Les deux jeunes filles de 16 et 17 ans ont finalement été jugées et devront… être remises à leurs parents. Le jugement ne les innocente pas explicitement, mais ordonne qu’elles… repartent chez elles. Pour un baiser échangé, et après avoir passé plusieurs jours en prison.
Une affaire qui avait défrayé la chronique, encore une fois, par son injustice et son insignifiance. Le procureur avait demandé et obtenu leur placement en garde à vue le 27 octobre, mais le juge des mineurs a décidé qu’elles comparaîtraient en liberté provisoire.
C’est la mère d’une des jeunes filles qui avait alerté la police après avoir trouvé une photo des deux jeunes échangeant un baiser sur la bouche. S’en suivit alors toute une procédure pour prouver qu’elles ne commettaient pas un acte sexuel…

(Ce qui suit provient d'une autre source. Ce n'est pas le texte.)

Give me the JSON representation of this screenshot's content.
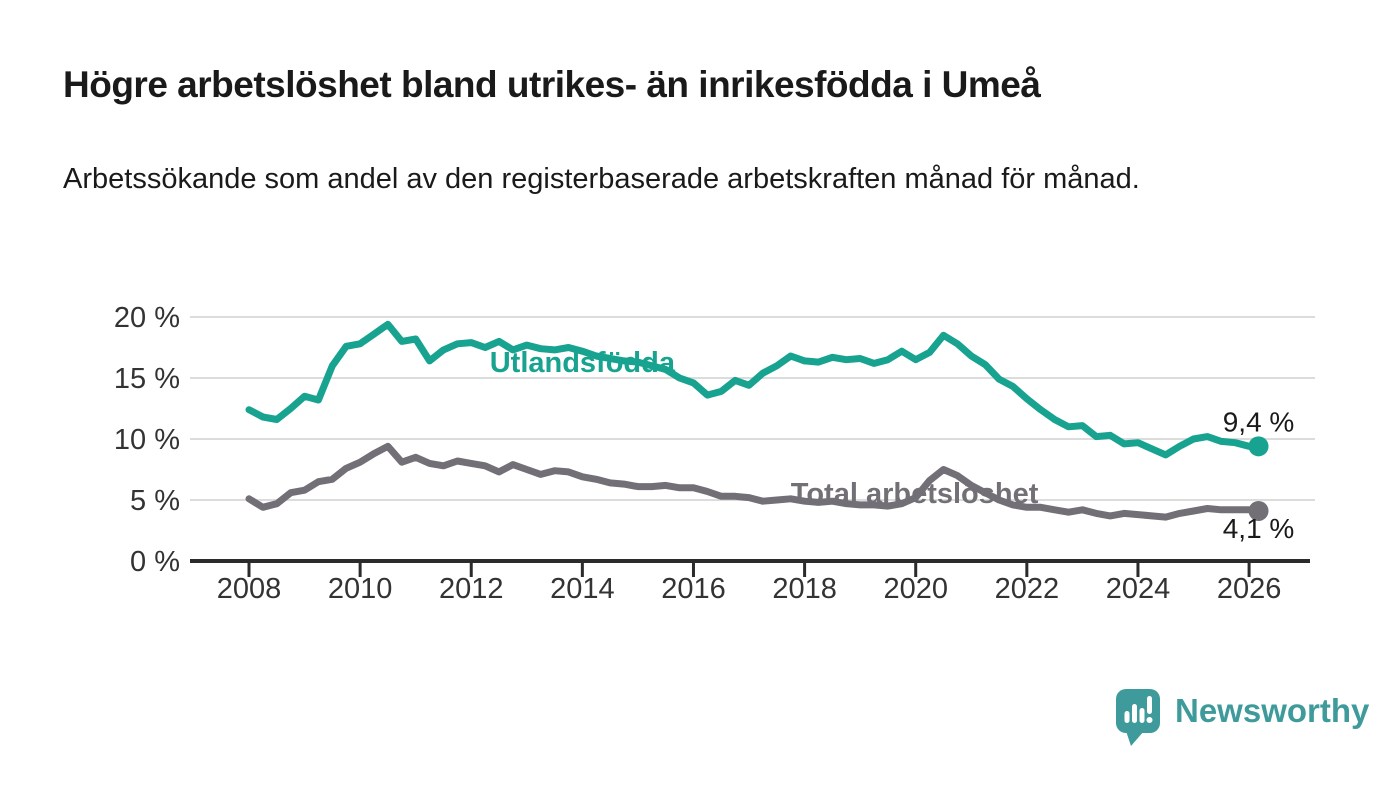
{
  "header": {
    "title": "Högre arbetslöshet bland utrikes- än inrikesfödda i Umeå",
    "subtitle": "Arbetssökande som andel av den registerbaserade arbetskraften månad för månad."
  },
  "footer": {
    "brand": "Newsworthy"
  },
  "colors": {
    "series_foreign": "#17a38f",
    "series_total": "#727076",
    "grid": "#dcdcdc",
    "axis": "#2b2b2b",
    "tick_text": "#333333",
    "annotation_text": "#1a1a1a",
    "brand_teal": "#3f9b9b"
  },
  "chart_data": {
    "type": "line",
    "title": "",
    "xlabel": "",
    "ylabel": "",
    "grid": "horizontal",
    "ylim": [
      0,
      21
    ],
    "yticks": [
      {
        "value": 0,
        "label": "0 %"
      },
      {
        "value": 5,
        "label": "5 %"
      },
      {
        "value": 10,
        "label": "10 %"
      },
      {
        "value": 15,
        "label": "15 %"
      },
      {
        "value": 20,
        "label": "20 %"
      }
    ],
    "xticks": [
      {
        "value": 2008,
        "label": "2008"
      },
      {
        "value": 2010,
        "label": "2010"
      },
      {
        "value": 2012,
        "label": "2012"
      },
      {
        "value": 2014,
        "label": "2014"
      },
      {
        "value": 2016,
        "label": "2016"
      },
      {
        "value": 2018,
        "label": "2018"
      },
      {
        "value": 2020,
        "label": "2020"
      },
      {
        "value": 2022,
        "label": "2022"
      },
      {
        "value": 2024,
        "label": "2024"
      },
      {
        "value": 2026,
        "label": "2026"
      }
    ],
    "x": [
      2008.0,
      2008.25,
      2008.5,
      2008.75,
      2009.0,
      2009.25,
      2009.5,
      2009.75,
      2010.0,
      2010.25,
      2010.5,
      2010.75,
      2011.0,
      2011.25,
      2011.5,
      2011.75,
      2012.0,
      2012.25,
      2012.5,
      2012.75,
      2013.0,
      2013.25,
      2013.5,
      2013.75,
      2014.0,
      2014.25,
      2014.5,
      2014.75,
      2015.0,
      2015.25,
      2015.5,
      2015.75,
      2016.0,
      2016.25,
      2016.5,
      2016.75,
      2017.0,
      2017.25,
      2017.5,
      2017.75,
      2018.0,
      2018.25,
      2018.5,
      2018.75,
      2019.0,
      2019.25,
      2019.5,
      2019.75,
      2020.0,
      2020.25,
      2020.5,
      2020.75,
      2021.0,
      2021.25,
      2021.5,
      2021.75,
      2022.0,
      2022.25,
      2022.5,
      2022.75,
      2023.0,
      2023.25,
      2023.5,
      2023.75,
      2024.0,
      2024.25,
      2024.5,
      2024.75,
      2025.0,
      2025.25,
      2025.5,
      2025.75,
      2026.0,
      2026.17
    ],
    "series": [
      {
        "name": "Utlandsfödda",
        "color_key": "series_foreign",
        "end_dot": true,
        "end_annotation": {
          "text": "9,4 %",
          "dy": -15
        },
        "inline_label": {
          "text": "Utlandsfödda",
          "x": 2014.0,
          "y": 15.5
        },
        "values": [
          12.4,
          11.8,
          11.6,
          12.5,
          13.5,
          13.2,
          16.0,
          17.6,
          17.8,
          18.6,
          19.4,
          18.0,
          18.2,
          16.4,
          17.3,
          17.8,
          17.9,
          17.5,
          18.0,
          17.3,
          17.7,
          17.4,
          17.3,
          17.5,
          17.2,
          16.8,
          16.6,
          16.4,
          16.3,
          16.0,
          15.7,
          15.0,
          14.6,
          13.6,
          13.9,
          14.8,
          14.4,
          15.4,
          16.0,
          16.8,
          16.4,
          16.3,
          16.7,
          16.5,
          16.6,
          16.2,
          16.5,
          17.2,
          16.5,
          17.1,
          18.5,
          17.8,
          16.8,
          16.1,
          14.9,
          14.3,
          13.3,
          12.4,
          11.6,
          11.0,
          11.1,
          10.2,
          10.3,
          9.6,
          9.7,
          9.2,
          8.7,
          9.4,
          10.0,
          10.2,
          9.8,
          9.7,
          9.4,
          9.4
        ]
      },
      {
        "name": "Total arbetslöshet",
        "color_key": "series_total",
        "end_dot": true,
        "end_annotation": {
          "text": "4,1 %",
          "dy": 27
        },
        "inline_label": {
          "text": "Total arbetslöshet",
          "x": 2019.98,
          "y": 4.75
        },
        "values": [
          5.1,
          4.4,
          4.7,
          5.6,
          5.8,
          6.5,
          6.7,
          7.6,
          8.1,
          8.8,
          9.4,
          8.1,
          8.5,
          8.0,
          7.8,
          8.2,
          8.0,
          7.8,
          7.3,
          7.9,
          7.5,
          7.1,
          7.4,
          7.3,
          6.9,
          6.7,
          6.4,
          6.3,
          6.1,
          6.1,
          6.2,
          6.0,
          6.0,
          5.7,
          5.3,
          5.3,
          5.2,
          4.9,
          5.0,
          5.1,
          4.9,
          4.8,
          4.9,
          4.7,
          4.6,
          4.6,
          4.5,
          4.7,
          5.2,
          6.6,
          7.5,
          7.0,
          6.2,
          5.6,
          5.0,
          4.6,
          4.4,
          4.4,
          4.2,
          4.0,
          4.2,
          3.9,
          3.7,
          3.9,
          3.8,
          3.7,
          3.6,
          3.9,
          4.1,
          4.3,
          4.2,
          4.2,
          4.2,
          4.1
        ]
      }
    ]
  }
}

« Elles ont été incarcérées pendant près d’une semaine et relâchées peu avant l’ouverture du procès début novembre, alors qu’elles sont mineures ! », s’est énervé Omar Arbib de la section de Marrakech de l’Association marocaine des droits humains (AMDH). Pour un baiser ! L’un de leurs avocats, Me Moulay Rachid El Ghorfi de l’AMDH, affirme que le dossier est « creux », mais il en appelle néanmoins au respect des libertés individuelles et prône l’abrogation de l’article 489 condamnant l’homosexualité et en vertu duquel les deux jeunes filles risquaient jusqu’à 6 mois de détention.
Une nouvelle affaire, donc, montrant le décalage de la société marocaine et de sa justice par rapport aux conditions des droits de l’Homme et aux libertés individuelles. Le Maroc a-t-il vraiment besoin d’embastiller deux personnes qui s’aiment, quel que soit leur sexe, et gagnerait-il vraiment quelque chose à cela ? C’est la question qui continue d’être posée tant que l’Etat entre dans les chambres à coucher et s’intéresse aux secrets d’alcôve.
Dans l’attente, la sexualité et l’état psychologique des deux jeunes filles ont été très sérieuement malmenés. Peut-être définitivement.